Fort des Flamands, ouvrage constitutif de la rade de Cherbourg

    400 Rue du Fort des Flamands
    50110 Cherbourg-en-Cotentin
Propriété d’un établissement public intercommunal ; propriété de la commune
Crédit photo : Ikmo-ned - Sous licence Creative Commons

Frise chronologique

Révolution/Empire
XIXe siècle
Époque contemporaine
1800
1900
2000
1841
Décision de construction
1847
Approbation des plans
1844-1858
Construction du fort
1923-1927
Construction de la digue
2007
Rétrocession à Cherbourg
2021
Inscription monument historique
Aujourd'hui
Aujourd'hui

Patrimoine classé

Le fort des Flamands, au droit de l’enveloppe extérieure, situé sur la parcelle n°602 BN 37 : inscription par arrêté du 15 juillet 2021

Personnages clés

Louis-Alexandre de Cessart - Ingénieur A travaillé sur la rade.
Pierre-Jean de Caux de Blacquetot - Chef du génie Conseiller pour les défenses.
La Bretonnière - Ingénieur A préconisé la digue longue.
Joseph Cachin - Ingénieur A supervisé les travaux.
Charles Maurice Cabart-Danneville - Ingénieur Percement de la digue Est.

Origine et histoire

Le fort des Flamands, situé sur le littoral de Tourlaville au sud de l'île Pelée, tire son nom d'une ancienne colonie de Brabançons, appelés « Flamands », qui y faisaient du commerce. Ce lieu, autrefois nommé Fief-aux-Flamands, a été choisi en 1841 pour renforcer la défense de la passe sud de la rade de Cherbourg, jugée insuffisamment protégée par le fort de l'île Pelée. Les plans, approuvés en 1847, prévoient également un dépôt de poudre pour la Marine.

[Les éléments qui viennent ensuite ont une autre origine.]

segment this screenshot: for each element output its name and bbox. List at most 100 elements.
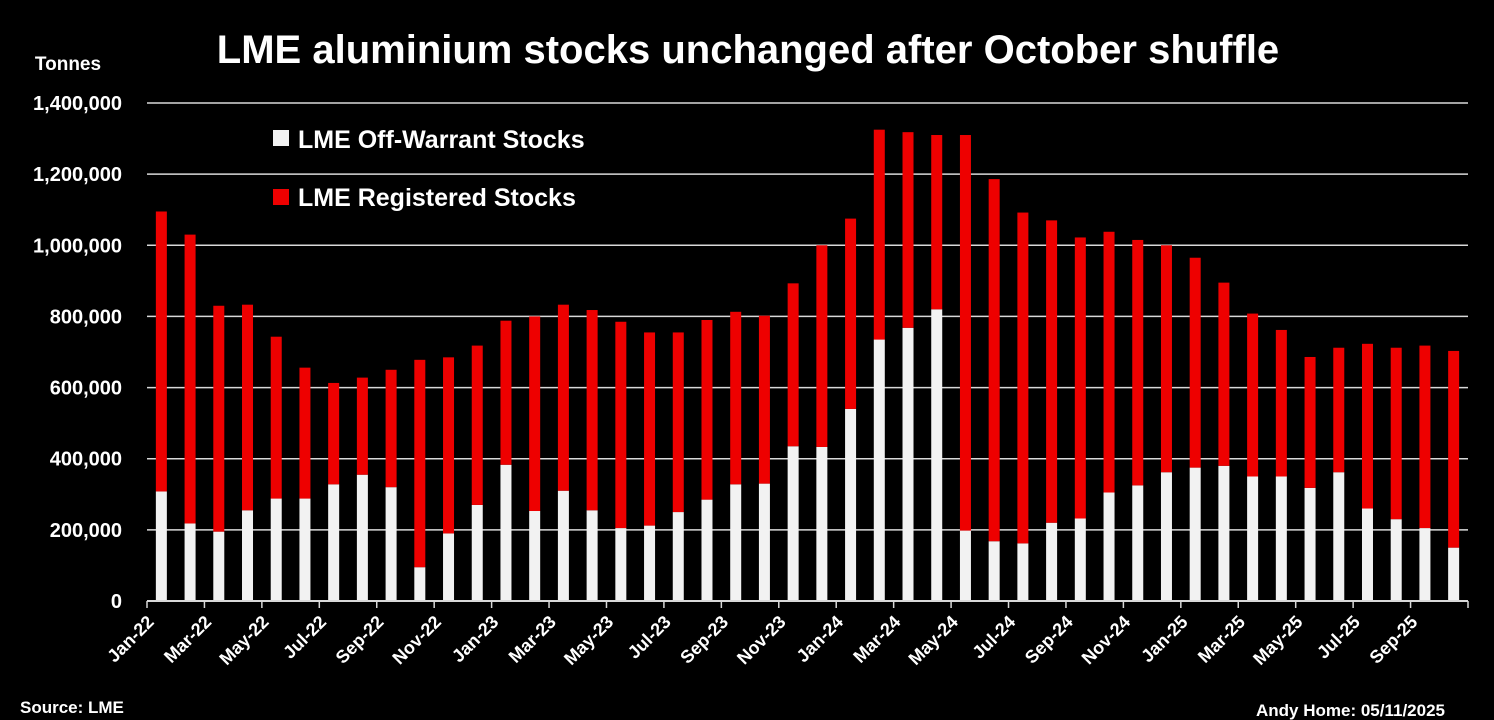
x-tick-label: Sep-22 — [332, 612, 388, 668]
bar-registered — [1275, 329, 1287, 477]
x-tick-label: Mar-24 — [849, 612, 904, 667]
bar-off-warrant — [1046, 522, 1058, 601]
y-tick-label: 800,000 — [50, 306, 122, 328]
bar-registered — [873, 129, 885, 340]
bar-registered — [414, 359, 426, 568]
bar-registered — [1074, 237, 1086, 519]
source-note: Source: LME — [20, 698, 124, 717]
x-axis-tick-labels: Jan-22 Mar-22 May-22 Jul-22 Sep-22 Nov-22 Jan-… — [103, 612, 1421, 669]
bar-off-warrant — [1419, 528, 1431, 601]
legend-swatch-off-warrant — [273, 130, 289, 146]
bar-registered — [213, 305, 225, 532]
bar-off-warrant — [443, 533, 455, 601]
bar-registered — [1247, 313, 1259, 477]
bar-registered — [155, 211, 167, 492]
bar-off-warrant — [701, 499, 713, 601]
bar-off-warrant — [816, 446, 828, 601]
bar-registered — [270, 336, 282, 499]
x-tick-label: Mar-22 — [160, 612, 215, 667]
bar-registered — [615, 321, 627, 529]
bar-registered — [1390, 347, 1402, 520]
x-tick-label: Jul-22 — [279, 612, 330, 663]
bar-registered — [385, 369, 397, 488]
x-tick-label: May-23 — [560, 612, 617, 669]
bar-off-warrant — [328, 484, 340, 601]
bar-registered — [902, 132, 914, 328]
x-axis — [146, 600, 1469, 608]
bar-off-warrant — [1304, 487, 1316, 601]
bar-registered — [529, 316, 541, 512]
bar-off-warrant — [1275, 476, 1287, 601]
bar-off-warrant — [500, 464, 512, 601]
bar-registered — [1361, 343, 1373, 509]
legend-label-off-warrant: LME Off-Warrant Stocks — [298, 126, 585, 154]
x-tick-label: Jan-25 — [1137, 612, 1191, 666]
bar-off-warrant — [242, 510, 254, 601]
x-tick-label: May-22 — [215, 612, 272, 669]
bar-registered — [1218, 282, 1230, 466]
bar-registered — [356, 377, 368, 475]
bar-off-warrant — [1074, 518, 1086, 601]
x-tick-label: Nov-24 — [1078, 612, 1135, 669]
bar-off-warrant — [1103, 492, 1115, 601]
bar-off-warrant — [385, 487, 397, 601]
bar-registered — [1046, 220, 1058, 523]
y-tick-label: 0 — [111, 591, 122, 613]
y-tick-label: 1,200,000 — [33, 164, 122, 186]
legend-label-registered: LME Registered Stocks — [298, 184, 576, 212]
x-tick-label: Sep-24 — [1021, 612, 1077, 668]
bar-registered — [471, 345, 483, 505]
y-axis-label: Tonnes — [35, 54, 101, 75]
bar-off-warrant — [1247, 476, 1259, 601]
bar-registered — [816, 245, 828, 447]
bar-registered — [1304, 356, 1316, 488]
bar-off-warrant — [529, 511, 541, 601]
bar-off-warrant — [845, 408, 857, 601]
bar-registered — [1160, 245, 1172, 473]
bar-off-warrant — [931, 309, 943, 601]
bar-registered — [328, 382, 340, 485]
x-tick-label: Nov-23 — [733, 612, 790, 669]
bar-off-warrant — [758, 483, 770, 601]
bar-off-warrant — [270, 498, 282, 601]
bars — [155, 129, 1460, 601]
bar-registered — [1419, 345, 1431, 529]
credit-note: Andy Home: 05/11/2025 — [1256, 701, 1445, 720]
bar-registered — [644, 332, 656, 526]
bar-registered — [1189, 257, 1201, 468]
legend: LME Off-Warrant Stocks LME Registered St… — [273, 126, 585, 212]
bar-off-warrant — [356, 474, 368, 601]
bar-registered — [1017, 212, 1029, 544]
x-tick-label: Mar-23 — [505, 612, 560, 667]
bar-off-warrant — [586, 510, 598, 601]
bar-off-warrant — [988, 541, 1000, 601]
x-tick-label: Mar-25 — [1194, 612, 1249, 667]
bar-off-warrant — [615, 528, 627, 601]
bar-off-warrant — [213, 531, 225, 601]
bar-off-warrant — [1017, 543, 1029, 601]
y-tick-label: 1,400,000 — [33, 93, 122, 115]
x-tick-label: May-24 — [905, 612, 962, 669]
bar-registered — [1448, 350, 1460, 548]
bar-registered — [701, 319, 713, 500]
bar-registered — [557, 304, 569, 491]
bar-registered — [988, 179, 1000, 542]
x-tick-label: Nov-22 — [388, 612, 445, 669]
bar-off-warrant — [471, 504, 483, 601]
bar-off-warrant — [184, 523, 196, 601]
bar-off-warrant — [902, 327, 914, 601]
bar-off-warrant — [1132, 485, 1144, 601]
x-tick-label: Sep-23 — [676, 612, 732, 668]
bar-off-warrant — [873, 339, 885, 601]
gridlines — [147, 102, 1468, 531]
bar-registered — [845, 218, 857, 409]
bar-registered — [443, 357, 455, 534]
chart-title: LME aluminium stocks unchanged after Oct… — [217, 28, 1279, 72]
bar-registered — [959, 135, 971, 531]
bar-off-warrant — [414, 567, 426, 601]
bar-registered — [931, 135, 943, 310]
x-tick-label: Sep-25 — [1366, 612, 1422, 668]
bar-off-warrant — [1390, 519, 1402, 601]
y-tick-label: 200,000 — [50, 520, 122, 542]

La construction du fort, débutée en 1844 et achevée en 1858, a coûté environ 3 millions de francs. Édifié en granite de Fermanville et en schiste du Becquet, il adopte une forme trapézoïdale avec une enveloppe fortifiée de 53 casemates reliées par une galerie. Au centre, des magasins à poudre sont érigés, et un port de refuge dessert l'ouvrage au sud-est. Conçu comme une lunette bastionnée, il peut accueillir jusqu’à 30 bouches à feu.

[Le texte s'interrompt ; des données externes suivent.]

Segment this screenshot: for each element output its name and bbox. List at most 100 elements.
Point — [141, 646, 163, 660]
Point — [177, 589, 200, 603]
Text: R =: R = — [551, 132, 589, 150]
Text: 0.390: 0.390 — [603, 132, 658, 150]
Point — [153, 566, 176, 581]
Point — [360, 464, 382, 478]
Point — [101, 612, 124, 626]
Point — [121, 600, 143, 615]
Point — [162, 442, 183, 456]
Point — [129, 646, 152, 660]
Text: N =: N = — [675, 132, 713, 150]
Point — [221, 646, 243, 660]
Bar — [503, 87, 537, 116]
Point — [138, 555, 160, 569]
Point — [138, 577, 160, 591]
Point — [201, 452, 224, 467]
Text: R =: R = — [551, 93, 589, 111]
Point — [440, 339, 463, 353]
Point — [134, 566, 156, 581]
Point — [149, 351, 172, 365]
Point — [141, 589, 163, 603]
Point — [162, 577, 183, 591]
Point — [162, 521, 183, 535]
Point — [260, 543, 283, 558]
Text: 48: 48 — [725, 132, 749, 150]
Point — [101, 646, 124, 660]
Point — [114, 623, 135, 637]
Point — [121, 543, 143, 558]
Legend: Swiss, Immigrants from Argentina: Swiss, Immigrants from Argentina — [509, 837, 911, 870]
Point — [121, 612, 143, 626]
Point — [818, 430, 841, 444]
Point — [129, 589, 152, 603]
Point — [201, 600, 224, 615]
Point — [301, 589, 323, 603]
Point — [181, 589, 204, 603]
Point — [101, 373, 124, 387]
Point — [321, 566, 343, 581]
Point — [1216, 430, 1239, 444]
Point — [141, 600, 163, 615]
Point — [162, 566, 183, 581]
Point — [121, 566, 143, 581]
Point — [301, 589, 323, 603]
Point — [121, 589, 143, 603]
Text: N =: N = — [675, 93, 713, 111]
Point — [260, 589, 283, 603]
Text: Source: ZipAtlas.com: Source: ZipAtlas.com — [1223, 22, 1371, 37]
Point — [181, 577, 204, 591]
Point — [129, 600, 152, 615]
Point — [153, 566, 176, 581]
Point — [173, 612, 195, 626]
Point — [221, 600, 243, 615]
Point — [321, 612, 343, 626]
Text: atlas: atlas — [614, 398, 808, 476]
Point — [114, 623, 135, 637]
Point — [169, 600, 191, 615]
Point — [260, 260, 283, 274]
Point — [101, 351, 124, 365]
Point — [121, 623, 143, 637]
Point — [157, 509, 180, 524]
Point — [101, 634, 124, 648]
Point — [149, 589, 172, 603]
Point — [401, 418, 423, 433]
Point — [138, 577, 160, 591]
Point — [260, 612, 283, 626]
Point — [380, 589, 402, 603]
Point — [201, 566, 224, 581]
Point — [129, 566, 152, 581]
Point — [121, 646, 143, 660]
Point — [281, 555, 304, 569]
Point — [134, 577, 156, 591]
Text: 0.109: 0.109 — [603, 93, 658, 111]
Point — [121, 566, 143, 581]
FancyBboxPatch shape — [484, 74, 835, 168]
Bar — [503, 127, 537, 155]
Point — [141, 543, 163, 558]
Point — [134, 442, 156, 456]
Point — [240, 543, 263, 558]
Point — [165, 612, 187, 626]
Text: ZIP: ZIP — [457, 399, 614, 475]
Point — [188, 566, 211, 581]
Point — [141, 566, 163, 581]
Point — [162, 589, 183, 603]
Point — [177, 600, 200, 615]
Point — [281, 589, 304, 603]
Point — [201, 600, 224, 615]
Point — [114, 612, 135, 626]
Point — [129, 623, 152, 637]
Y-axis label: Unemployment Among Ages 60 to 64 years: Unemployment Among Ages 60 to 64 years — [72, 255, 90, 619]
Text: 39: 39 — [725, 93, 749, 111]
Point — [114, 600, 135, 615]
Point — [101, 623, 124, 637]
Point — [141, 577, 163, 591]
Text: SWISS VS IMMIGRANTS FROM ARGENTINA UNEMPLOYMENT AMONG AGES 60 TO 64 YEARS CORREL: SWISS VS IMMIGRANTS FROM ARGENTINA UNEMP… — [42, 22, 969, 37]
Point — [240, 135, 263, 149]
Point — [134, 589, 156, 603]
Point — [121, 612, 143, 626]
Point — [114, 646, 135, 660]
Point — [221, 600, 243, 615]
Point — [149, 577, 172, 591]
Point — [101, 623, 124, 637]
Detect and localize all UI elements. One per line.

Entre 1923 et 1927, la digue des Flamands est construite devant le fort, le reliant au continent. Dans les années 1970, le terre-plein des Mielles achève de supprimer son caractère insulaire. Rétrocédé par la Marine au port autonome de Cherbourg en 2007, le fort est aujourd’hui dans un état médiocre : ses magasins à poudre ont en grande partie disparu, et la moitié de sa gorge a été détruite. Il a été inscrit aux monuments historiques en juillet 2021.

Le fort s’inscrit dans l’histoire plus large de la rade de Cherbourg, dont la construction, lancée en 1783 sous Louis XVI, s’est étalée sur plus d’un siècle. La digue centrale, achevée en 1853, et les digues Est et Ouest, terminées en 1895, ont fait de ce site la deuxième plus grande rade artificielle du monde. Le fort des Flamands, bien que moins emblématique que d’autres ouvrages comme celui de l’île Pelée ou de Querqueville, a joué un rôle clé dans la défense côtière normande au XIXe siècle.

La rade, conçue pour abriter jusqu’à 80 navires de guerre, a été un enjeu stratégique majeur, notamment pendant les conflits avec l’Angleterre. Les travaux, interrompus à plusieurs reprises (notamment pendant la Révolution et sous le Premier Empire), ont finalement abouti sous Napoléon III. Les forts environnants, comme celui de Chavagnac ou du Homet, complétaient ce dispositif défensif, illustrant l’évolution des techniques militaires et l’adaptation aux progrès de l’artillerie.